Abstract:
Cerebral ischemia-induced systemic inflammation and inflammasome-dependent pyroptotic cell death in ileum, causing serious intestinal injury. Glucocorticoid receptor (GR) mediates the effects of glucocorticoids and participates in inflammation. Escin has corticosteroid-like, neuroprotective, and anti-intestinal dysfunction effects. This study aimed to investigate the effect of Escin on the intestinal barrier injury in rats subjected to middle cerebral artery occlusion (MCAO) and on Caco-2 cells exposed to lipopolysaccharides. The MCAO-caused brain injury was evaluated by assessing neurological function, cerebral infarct volume, and plasma corticosterone (Cort) levels. Intestinal injury was evaluated by observing the histopathological changes, assessing the intestinal barrier function, and determining blood FD4, endotoxin and IL-1β levels. The levels of the tight-junction proteins such as claudin-1, occludin, and ZO-1, and proteins involved in the GR/p38 MAPK/NF-κB pathway and NLRP3-inflammasome activation were evaluated using western blotting or immunofluorescence. Administration of Escin suppressed the cerebral ischemia-induced increases in Garcia-test scores and infarct volume, alleviated the injury to the intestinal barrier, and decreased the levels of Cort, endotoxin, and IL-1β. Additionally, Escin upregulated GR and downregulated phospho(p)-p65, p-p38MAPK, NLRP3, GSDMD-N, and cleaved-caspase-1 in the intestine.

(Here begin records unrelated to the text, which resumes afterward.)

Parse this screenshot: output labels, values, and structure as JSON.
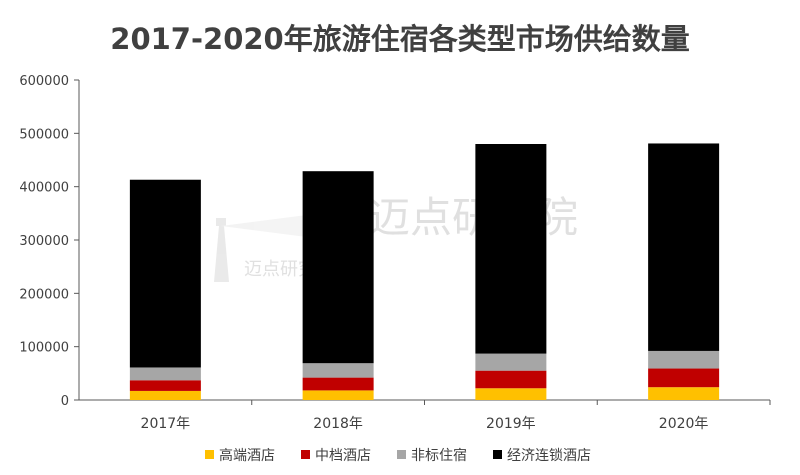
{
  "page_title": "2017-2020年旅游住宿各类型市场供给数量",
  "watermark": "迈点研究院",
  "chart_data": {
    "type": "bar",
    "stacked": true,
    "title": "2017-2020年旅游住宿各类型市场供给数量",
    "xlabel": "",
    "ylabel": "",
    "categories": [
      "2017年",
      "2018年",
      "2019年",
      "2020年"
    ],
    "ylim": [
      0,
      600000
    ],
    "yticks": [
      "0",
      "100000",
      "200000",
      "300000",
      "400000",
      "500000",
      "600000"
    ],
    "ytick_values": [
      0,
      100000,
      200000,
      300000,
      400000,
      500000,
      600000
    ],
    "grid": false,
    "legend_position": "bottom",
    "series": [
      {
        "name": "高端酒店",
        "color": "#FFC000",
        "values": [
          17000,
          18000,
          22000,
          24000
        ]
      },
      {
        "name": "中档酒店",
        "color": "#C00000",
        "values": [
          20000,
          24000,
          33000,
          35000
        ]
      },
      {
        "name": "非标住宿",
        "color": "#A6A6A6",
        "values": [
          24000,
          27000,
          32000,
          33000
        ]
      },
      {
        "name": "经济连锁酒店",
        "color": "#000000",
        "values": [
          352000,
          360000,
          393000,
          389000
        ]
      }
    ]
  }
}
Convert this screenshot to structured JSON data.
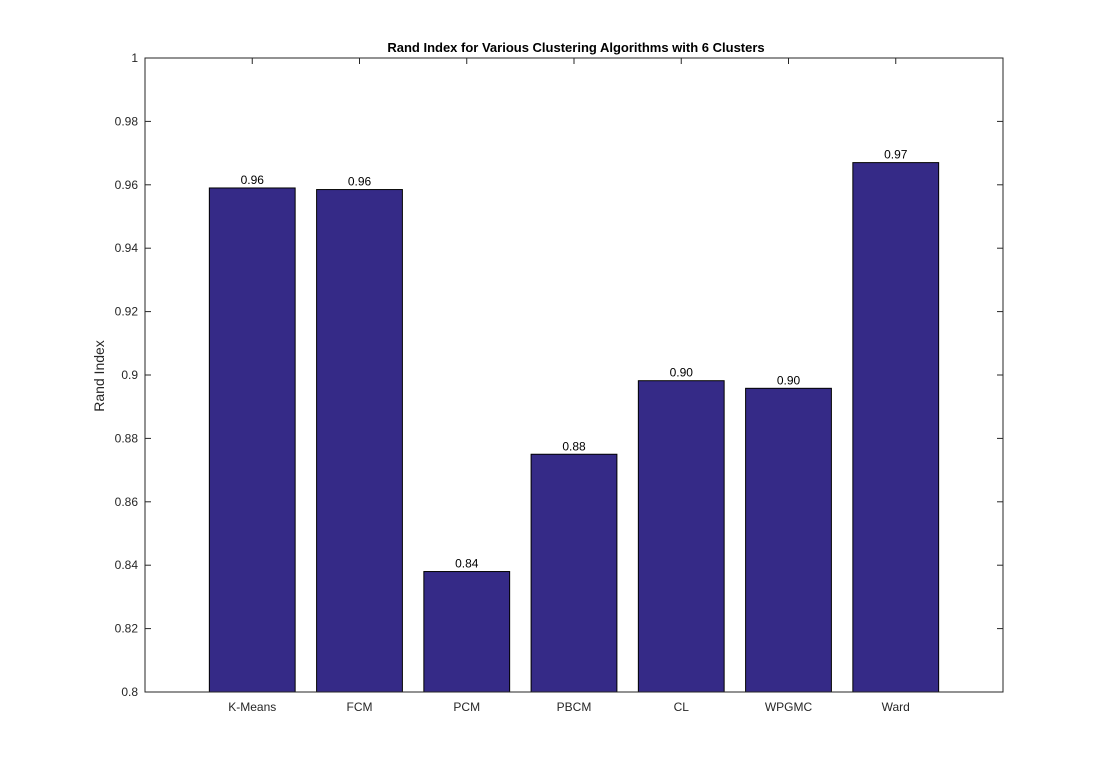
{
  "chart_data": {
    "type": "bar",
    "title": "Rand Index for Various Clustering Algorithms with 6 Clusters",
    "xlabel": "",
    "ylabel": "Rand Index",
    "categories": [
      "K-Means",
      "FCM",
      "PCM",
      "PBCM",
      "CL",
      "WPGMC",
      "Ward"
    ],
    "values": [
      0.959,
      0.9585,
      0.838,
      0.875,
      0.8982,
      0.8958,
      0.967
    ],
    "data_labels": [
      "0.96",
      "0.96",
      "0.84",
      "0.88",
      "0.90",
      "0.90",
      "0.97"
    ],
    "ylim": [
      0.8,
      1.0
    ],
    "yticks": [
      0.8,
      0.82,
      0.84,
      0.86,
      0.88,
      0.9,
      0.92,
      0.94,
      0.96,
      0.98,
      1
    ],
    "ytick_labels": [
      "0.8",
      "0.82",
      "0.84",
      "0.86",
      "0.88",
      "0.9",
      "0.92",
      "0.94",
      "0.96",
      "0.98",
      "1"
    ],
    "grid": false,
    "legend": false,
    "colors": {
      "bar": "#352a87",
      "bar_edge": "#000000",
      "axis": "#262626"
    }
  }
}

The effects of Escin could be suppressed by the GR antagonist RU486 or enhanced by the p38 MAPK antagonist SB203580. We revealed details how Escin improves cerebral ischemia-induced intestinal barrier injury by upregulating GR and thereby inhibiting the pyroptosis induced by NF-κB-mediated NLRP3 activation. This study will provide a experimental foundation for the features of glucocorticoid-like activity and the discovery of new clinical application for Escin.
摘要:
脑缺血引起的全身性炎症和回肠炎性体依赖性细胞凋亡,造成严重的肠道损伤。糖皮质激素受体(GR)介导糖皮质激素的作用并参与炎症反应。Escin有皮质类固醇样,神经保护,和抗肠道功能障碍的作用。本研究旨在探讨Escin对大脑中动脉阻塞(MCAO)大鼠肠屏障损伤及脂多糖对Caco-2细胞的影响。通过评估神经功能来评估MCAO引起的脑损伤,脑梗死体积,和血浆皮质酮(Cort)水平。通过观察组织病理学变化评估肠损伤,评估肠屏障功能,并测定血液FD4、内毒素和IL-1β水平。紧密连接蛋白的水平,如claudin-1,occludin,和ZO-1,以及参与GR/p38MAPK/NF-κB通路和NLRP3-炎性体激活的蛋白质使用蛋白质印迹或免疫荧光进行评估。服用Escin抑制了脑缺血引起的Garcia测试分数和梗死体积的增加,减轻了对肠道屏障的损伤,降低了科尔特的水平,内毒素,和IL-1β。此外,Escin上调GR并下调磷酸化(p)-p65,p-p38MAPK,NLRP3,GSDMD-N,和肠道中切割的半胱天冬酶-1。Escin的作用可以被GR拮抗剂RU486抑制或被p38MAPK拮抗剂SB203580增强。我们揭示了Escin如何通过上调GR从而抑制NF-κB介导的NLRP3激活诱导的焦亡来改善脑缺血诱导的肠屏障损伤。本研究为Escin的糖皮质激素样活性特征及临床应用提供实验基础。